I Feel Beautiful

About year ago, I started thinking about no longer dyeing my hair. Having been gray since I was twenty-three years old, twenty years of dyeing was beginning to just wear me down. The thought stayed with me in a very light way. Being the naturalist that I am I started researching herbs and minerals that might help my hair return to its natural color. Surfing on the web I found a Chinese herb named He Shou Wu, which has its users boasting of health and a youthful appearance. I tried it for a few months, until it began to feel no different from dyeing my hair.

One day I was standing at the counter in a store, and I noticed that the woman behind the counter was probably about my age, forty something, with salt and pepper hair. She seemed completely at ease with herself, and I could detect no insecurity or unworthiness about the way she looked. I watched her closely until an energy of freedom jumped from her and onto me . In that moment I realized all the years of attempting to catch my gray and turn it another color felt like trying to stop a wild horse on the run. There was nothing I could do to change what I’m becoming, and I just decided to let my hair go gray.

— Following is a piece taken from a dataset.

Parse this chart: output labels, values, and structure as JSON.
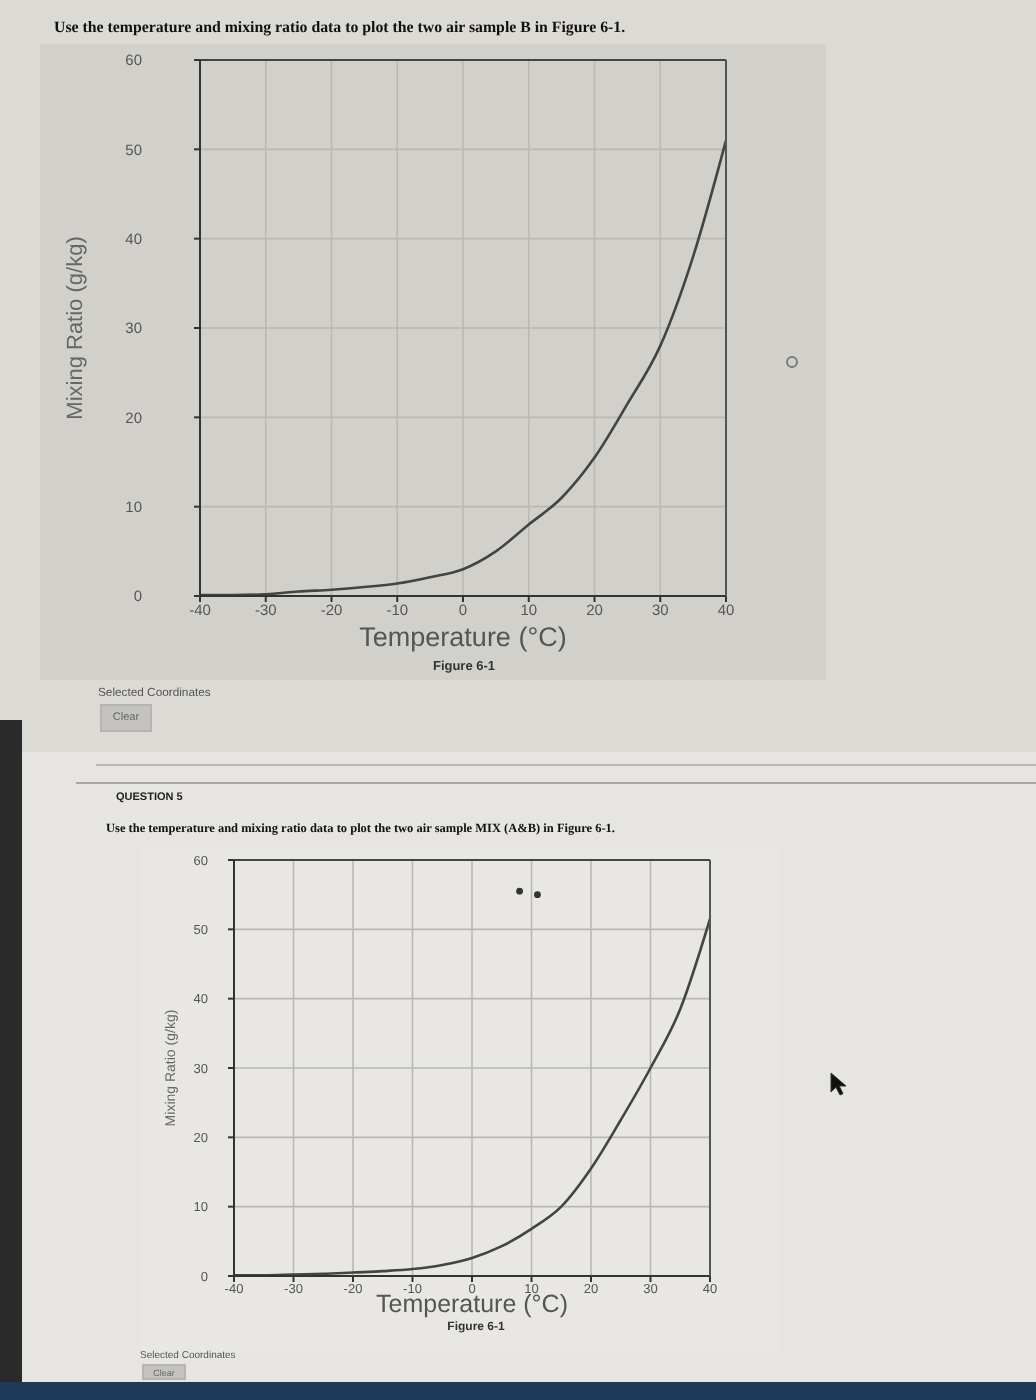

After several months, I noticed the texture of my virgin hair felt very different from the hair that had been processed with color. The colored hair was dry and brittle, while the virgin hair was moist and supple. I also noticed that my hair was inexplicably thinning and breaking on the crown of my head, and I needed to address this. Off with my locks.

If any of this has been difficult, it’s been the reactions of some of my closest friends. The myths about beauty in our culture are deeply ingrained in most of us. I will admit I dyed my hair because I didn’t want to look old. Some of my friends have said things like “You’re too young to have gray hair,” or “I would never do it, because I’m too young.” I’ve held these notions too. But now I know that I’m not too old to have gray hair because I do have gray hair. After admitting that I had totally bought into an idea of what beauty and looking youthful is according to our society, I decided to define my beauty myself.

Everywhere I go people ask me how do I like my new short gray hair. I admit it, when I first saw myself at the salon with my hair cut off and white, I was shocked. I realized I didn’t feel like a girl and that scared me. But after a few days I started to realize I didn’t feel like a girl because I’m not a girl. I’m a woman.

I’m a grown, sensual, intelligent, self-realized woman who looks how I look. And I feel like a woman too. I know how to identify what matters to me and how to create it. I know how to ask for what I want. I know how to allow a man to make love to me without a need to perform. I know how to seduce a man and send him home after we’ve loved. I know how to be loved without being owned. I know how to compliment another woman and celebrate her beauty. I know how to share wisdom and knowledge with younger women and help them be free. I know I can bleed for an entire week without dying. I know how to do absolutely nothing while a human grows within me. I know I can provide life-sustaining nourishment from my breast. I know what I want without having it validated by another. I know how to laugh so hard I cry. I know how to pray and how to curse. I know how to forgive and how to forget. I know how to be with my inner darkness without cowering. I know my thoughts independent of those of another. I know how to take responsibility for my failures and how to share my successes. I know how to scream and cry really loud. I know how to stay and when to leave. I know how to hold a broken heart, my own or someone else’s. I know how to stand with a tree and feel the energy of eternity. I know how to love my body, mend my heart and love myself. I know how to worship the moon and receive life from the sun. I know how to find the Divine. I know I am beautiful.

For those who ask, how do I feel with my short white hair? I feel absolutely beautiful and more like a woman than ever before.